OPINION: Miliband’s ‘friendship’ with Israel falls flat when it’s most needed

Labour leader Ed Miliband and his wife Justine in the Old City of Jerusalem.
Jeremy Havardi

By Jeremy Havardi, Journalist and commentator

In recent months, Ed Miliband has sought to build bridges with the Anglo-Jewish community.

On more than one occasion, he has spoken warmly of his Jewish roots and identity. He has expressed a desire to be Britain’s first Jewish prime minister, even though Benjamin Disraeli beat him to it in 1868.

More interestingly, the Labour leader has hinted that he is a Zionist and a friend of Israel.

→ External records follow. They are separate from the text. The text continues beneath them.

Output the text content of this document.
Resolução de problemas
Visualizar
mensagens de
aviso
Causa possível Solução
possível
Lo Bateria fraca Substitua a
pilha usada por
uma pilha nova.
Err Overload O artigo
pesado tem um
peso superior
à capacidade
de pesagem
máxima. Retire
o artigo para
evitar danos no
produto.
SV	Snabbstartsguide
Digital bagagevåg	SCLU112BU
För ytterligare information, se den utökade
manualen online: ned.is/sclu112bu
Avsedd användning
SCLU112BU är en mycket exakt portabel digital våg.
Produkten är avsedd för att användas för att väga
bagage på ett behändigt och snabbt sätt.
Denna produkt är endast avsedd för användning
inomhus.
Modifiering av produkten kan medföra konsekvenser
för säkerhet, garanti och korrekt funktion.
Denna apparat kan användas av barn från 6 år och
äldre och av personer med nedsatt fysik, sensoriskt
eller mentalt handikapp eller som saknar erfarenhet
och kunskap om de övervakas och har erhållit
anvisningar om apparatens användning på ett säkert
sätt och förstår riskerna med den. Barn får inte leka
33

His recent remarks about the conflict in Gaza, however, suggest his ‘friendship’ may be rather lukewarm. In an outspoken attack on the government, he pulled no punches.

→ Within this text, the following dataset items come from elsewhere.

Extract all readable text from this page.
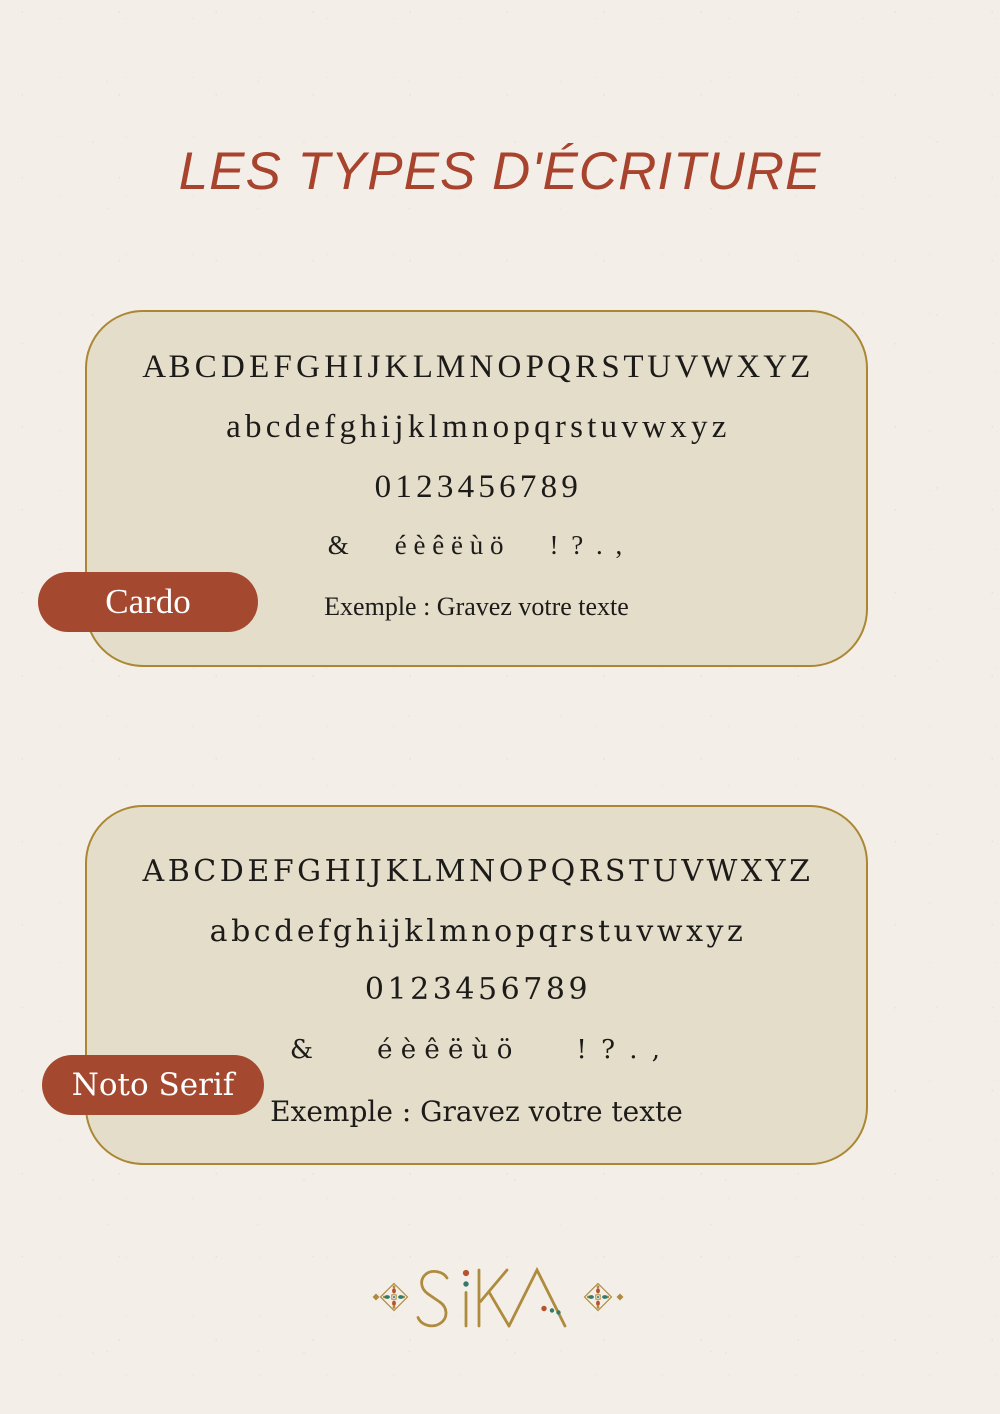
LES TYPES D'ÉCRITURE
A B C D E F G H I J K L M N O P Q R S T U V W X Y Z
a b c d e f g h i j k l m n o p q r s t u v w x y z
0 1 2 3 4 5 6 7 8 9
& é è ê ë ù ö ! ? . ,
Exemple : Gravez votre texte
Cardo
A B C D E F G H I J K L M N O P Q R S T U V W X Y Z
a b c d e f g h i j k l m n o p q r s t u v w x y z
0 1 2 3 4 5 6 7 8 9
& é è ê ë ù ö ! ? . ,
Exemple : Gravez votre texte
Noto Serif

Israel’s military incursion was “wrong and unjustifiable” and David Cameron’s “silence on the killing of hundreds of innocent Palestinian civilians” would be “inexplicable to people across Britain and internationally”.

In other comments made in the White House, Miliband defended “Israel’s right to defend itself against rocket attacks”, but staunchly opposed “the further escalation of violence”. He added: “I don’t think it will help Israel win friends.”

The deaths of Gaza civilians have indeed been terrible. Few can fail to be moved by stories of children killed, or innocents losing their jobs and livelihoods.

Labour leader Ed Miliband and his wife Justine in the Old City of Jerusalem.

But to deny Hamas’ responsibility for launching a war at the Palestinians’ expense is highly disingenuous.

Large parts of Gaza have effectively been turned into an armed camp. UNRWA schools have been converted into weapons dumps, and hospitals have become military bases. Buildings have been booby-trapped in the hope of killing Israeli soldiers, as well as other Palestinians.

Rockets have been repeatedly fired from residential neighbourhoods, though western journalists have tweeted that they cannot report this for fear of reprisals. This is the inhuman environment of the Middle East, where radical actors refuse to play by the rules of war.

If Miliband really believes Israelis have a right to defend themselves, what does he suggest they do? Self-defence can only mean the elimination of Hamas’ infrastructure of terror. If rockets and tunnels have to be struck, it will involve the overwhelming application of force and, in a densely-packed urban environment, civilians will tragically die.

If no incursion is legitimate, then what is the alternative? Non-escalation is not viable for, as Churchill put it: “Victory will never be found by taking the line of least resistance.”

This is war, after all, not a game of cricket. In the White House, Ed Miliband argued the violence had resulted from the failure of talks, hence the need to “restart a [peace] process”.

But Hamas does not believe in peace talks or negotiations with Israel. Such things are, according to its Charter, un-Islamic. Instead, the Islamists are committed to the destruction of Israel in line with Muslim Brotherhood ideology.

That is why Hamas TV stations, like those of ‘moderate’ Fatah, glorify the demonisation of Jews. That is why Hamas leaders have invested 40 percent of their budget to build a tunnel system designed to kill and kidnap Israelis. That is why Hamas terrorists are trying so desperately to import long-range weapons from Iran, a regime that similarly dreams of Israel’s demise.

The latest violence has not resulted from the lack of a peace process. The peace process has failed because of violence, rejectionism and an unyielding belief in Israel’s illegitimacy. Even Fatah cannot accept Israel as the ‘Jewish state’ or give up on a Palestinian ‘right of return’.

Miliband says the two-state solution is the only long-term remedy for the conflict. Perhaps he is right. But if Gaza is anything to go by, further territorial withdrawals could well create more dangerous breeding grounds for terror.

A Hamas-run West Bank, allied to and funded by Iran and Qatar, would be a recipe for further bloodshed, poverty and instability.

Of course, political moderates may emerge from within Palestinian society. But the Middle East has a habit of snuffing out those voices and wherever we look right now the forces of jihad are on the march. Ignoring this shows a starting lack of insight.

Ed Miliband may claim to be a friend of Israel, but he must realise that true friendship really counts when it is needed most, namely in the crucible of war. Tony Blair once recognised this, while Labour’s current leader does not.